To improve CNN generalization, Liu et al. [
31] proposed to use innovative auxiliary information to supervise CNN training. A new CNN-RNN architecture for learning the depth map and rPPG signal from end-to-end is also proposed.
Wang et al. [
32] proposed a depth-supervised architecture that can efficiently encode spatiotemporal information for presentation attack detection and develops a new approach for estimating depth information from several RGB frames. Short-term extraction is accomplished through the use of two unique modules: the optical flow-guided feature block (OFFB) and the convolution gated recurrent units (ConvGRU). Jourabloo et al. [
33] proposed a new CNN architecture for face presentation attack detection, with appropriate constraints and supplementary supervisions, to discern between living and fake faces, as well as long-term motion. In order to detect presentation attacks effectively and efficiently, Kim et al. [
34] introduced the bipartite auxiliary supervision network (BASN), an architecture that learns to extract and aggregate auxiliary information.
Huszár et al. [
35] proposed a deep learning (DL) approach to address the problem of presentation attack instruments occurring from video. The approach was tested in a new database made up of several videos of users juggling a football. Their algorithm is capable of running in parallel with the human activity recognition (HAR) in real-time. Roy et al. [
36] proposed an approach called the bi-directional feature pyramid network (BiFPN) to detect presentation attacks because the approach containing high-level information demonstrates negligible improvements. Ali et al. [
37]—based on stimulating eye movements by using the use of visual stimuli with randomized trajectories to detect presentation attack instrument. Ali et al. [
38]—by the combination of two methods, which are head-detection algorithm and deep neural network-based classifiers. The test involved various face presentation attacks in thermal infrared in various conditions.

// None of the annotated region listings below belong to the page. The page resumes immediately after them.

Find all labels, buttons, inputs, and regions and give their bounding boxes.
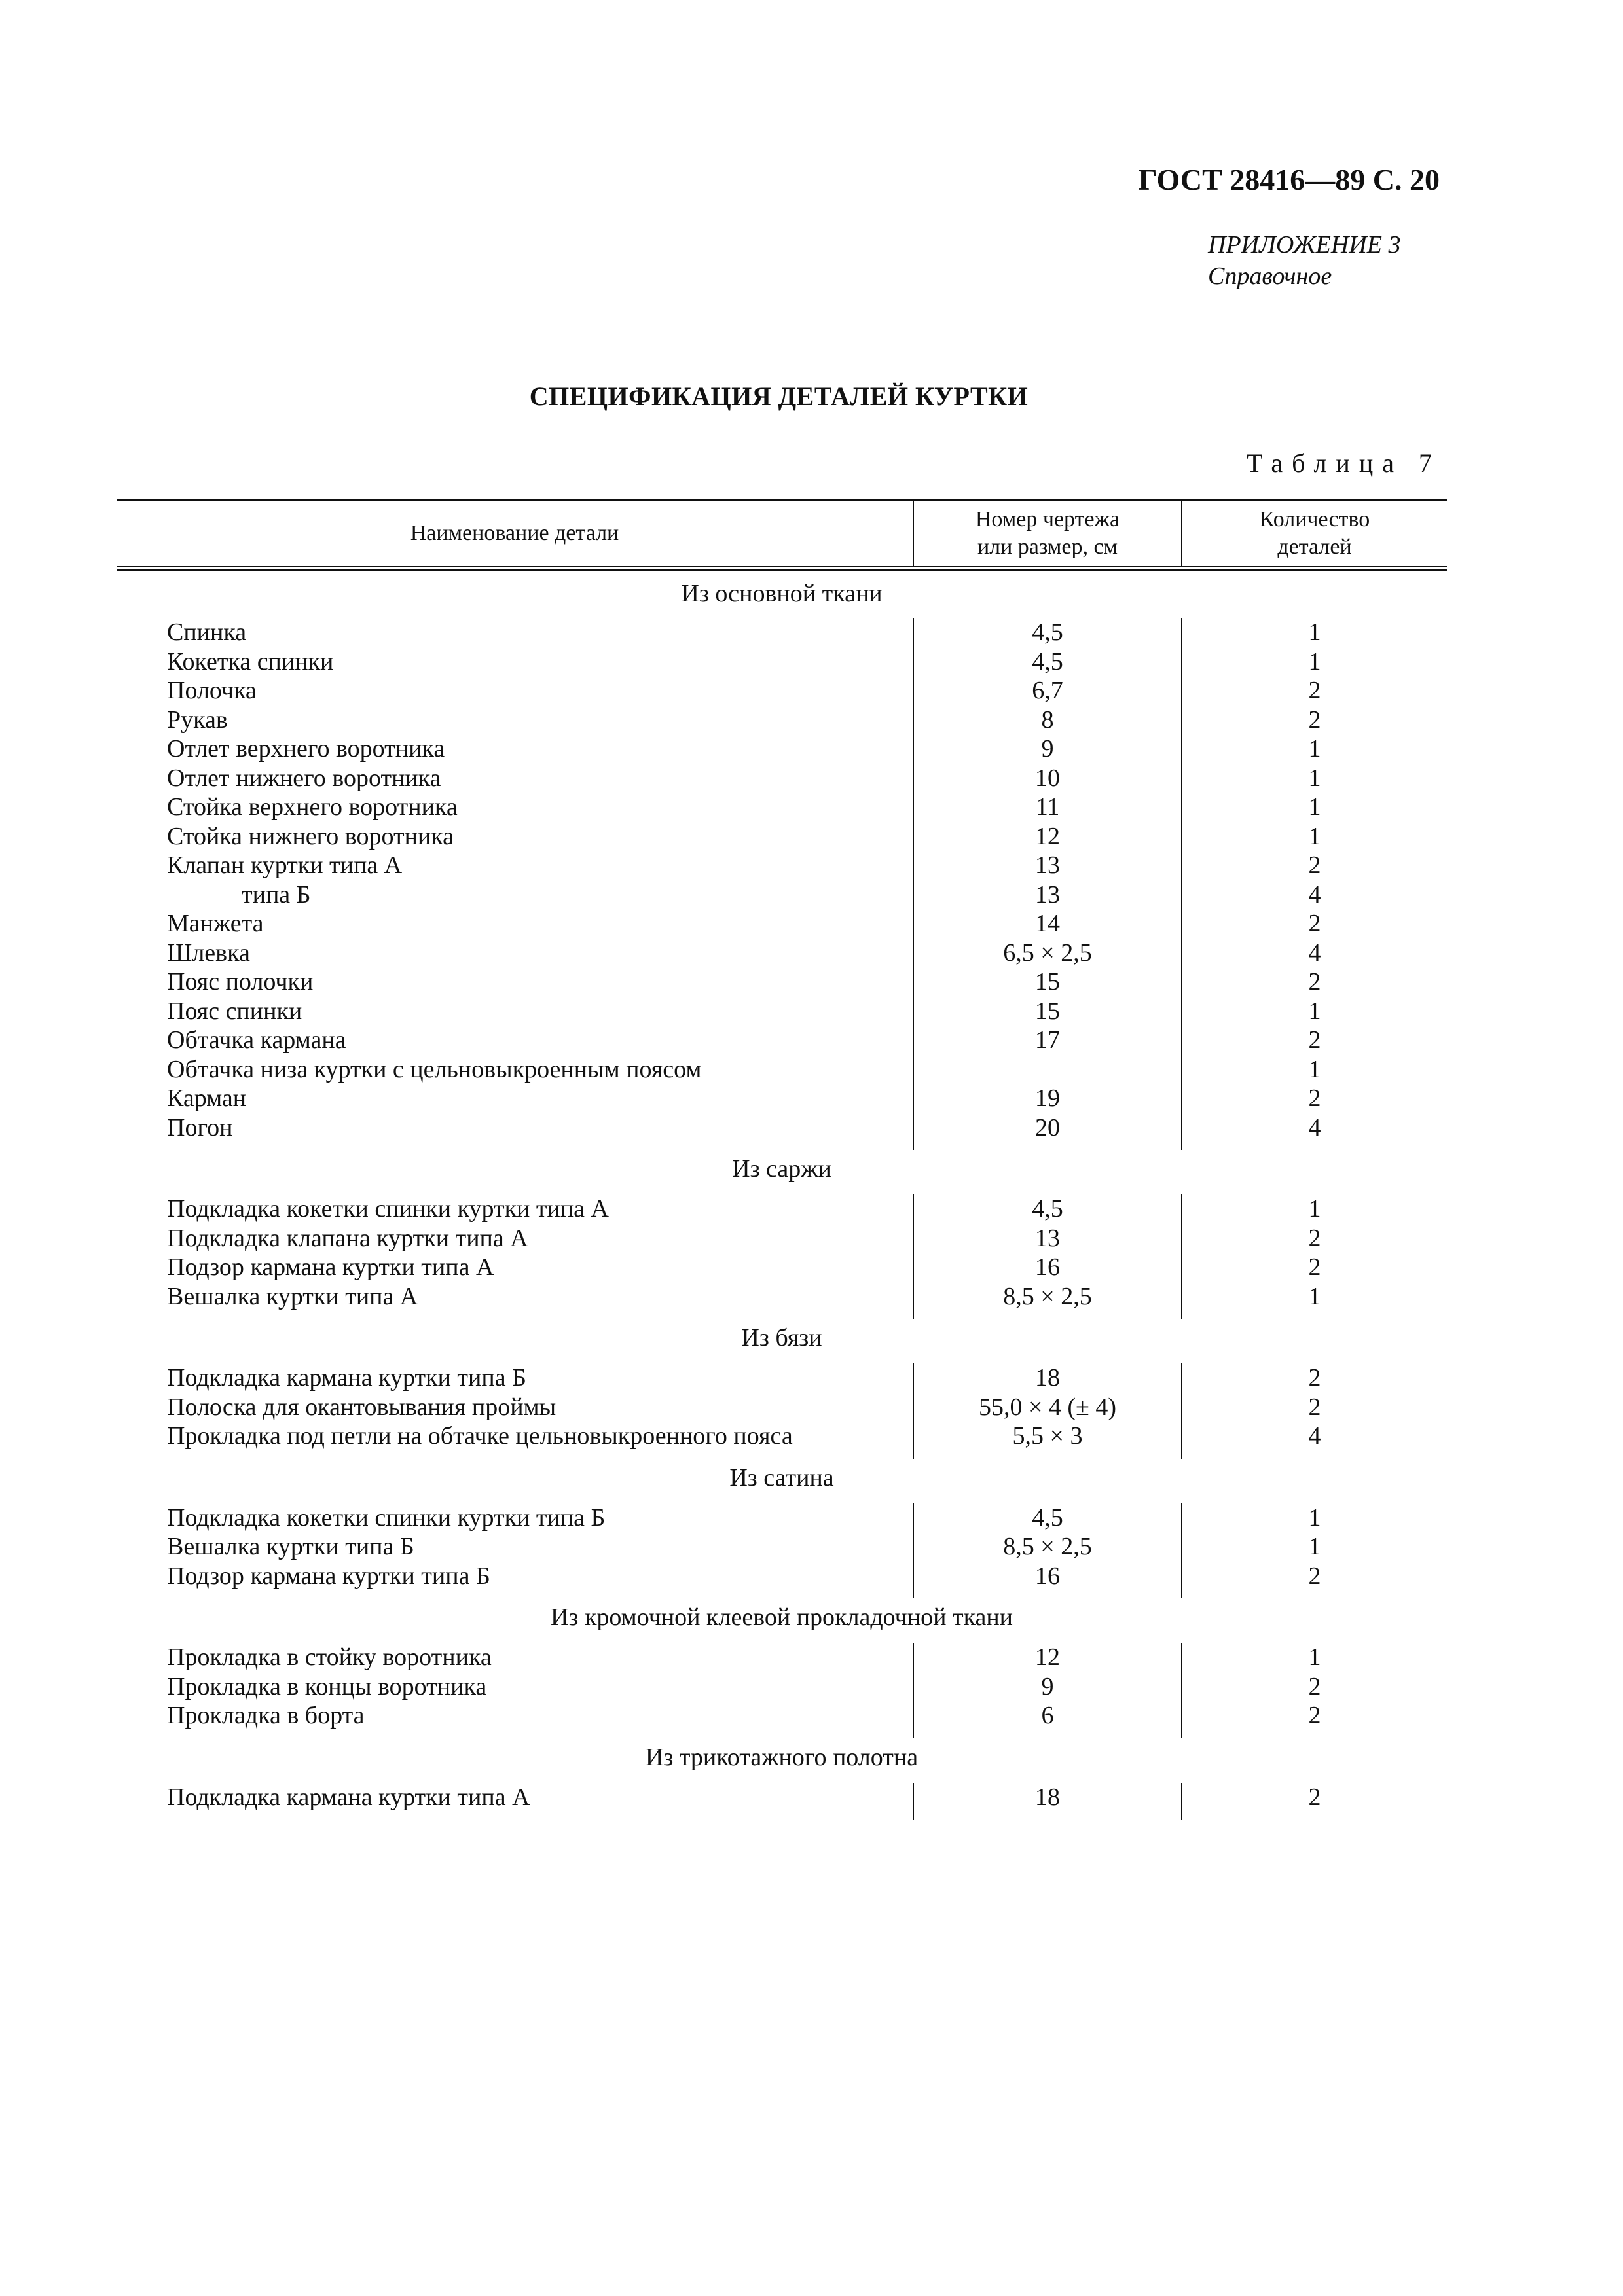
table-row	[117, 1532, 1447, 1562]
table-row	[117, 1194, 1447, 1224]
drawing-number: 9	[913, 1672, 1182, 1702]
detail-name: Пояс полочки	[167, 968, 314, 996]
detail-quantity: 4	[1182, 939, 1447, 968]
detail-name: Стойка верхнего воротника	[167, 793, 458, 821]
detail-name: Подзор кармана куртки типа Б	[167, 1562, 490, 1590]
detail-name: Вешалка куртки типа Б	[167, 1533, 414, 1560]
detail-quantity: 2	[1182, 1672, 1447, 1702]
table-label: Таблица 7	[1246, 448, 1441, 478]
detail-name: Подзор кармана куртки типа А	[167, 1253, 494, 1281]
drawing-number	[913, 1055, 1182, 1085]
table-header-row	[117, 500, 1447, 569]
spacer-cell	[1182, 1311, 1447, 1319]
detail-quantity: 1	[1182, 1055, 1447, 1085]
drawing-number: 9	[913, 734, 1182, 764]
detail-name: Подкладка кокетки спинки куртки типа Б	[167, 1503, 606, 1532]
drawing-number: 11	[913, 793, 1182, 822]
drawing-number: 4,5	[913, 618, 1182, 647]
drawing-number: 17	[913, 1026, 1182, 1055]
spacer-cell	[913, 1590, 1182, 1598]
detail-quantity: 1	[1182, 822, 1447, 852]
table-row	[117, 967, 1447, 997]
spacer-cell	[117, 1142, 913, 1150]
detail-quantity: 2	[1182, 1253, 1447, 1282]
detail-name: Карман	[167, 1085, 247, 1112]
drawing-number: 13	[913, 851, 1182, 880]
spacer-cell	[1182, 1590, 1447, 1598]
section-title: Из саржи	[732, 1155, 831, 1183]
detail-quantity: 2	[1182, 967, 1447, 997]
table-row	[117, 1253, 1447, 1282]
detail-name: Отлет верхнего воротника	[167, 735, 445, 762]
drawing-number: 12	[913, 1643, 1182, 1672]
drawing-number: 8	[913, 706, 1182, 735]
detail-name: Полоска для окантовывания проймы	[167, 1393, 556, 1421]
table-row	[117, 1113, 1447, 1143]
table-row	[117, 880, 1447, 910]
detail-name: Подкладка кокетки спинки куртки типа А	[167, 1195, 609, 1223]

It appears that most of the existing handcraft and deep learning-based features may not be optimal for the FAS task due to the limited representation capacity for intrinsic spoofing features. In order to learn more robust features for the domain shift as well as more discriminative patterns for liveness detection, we propose deep background subtraction and majority vote algorithm to take into account both dynamic and static information.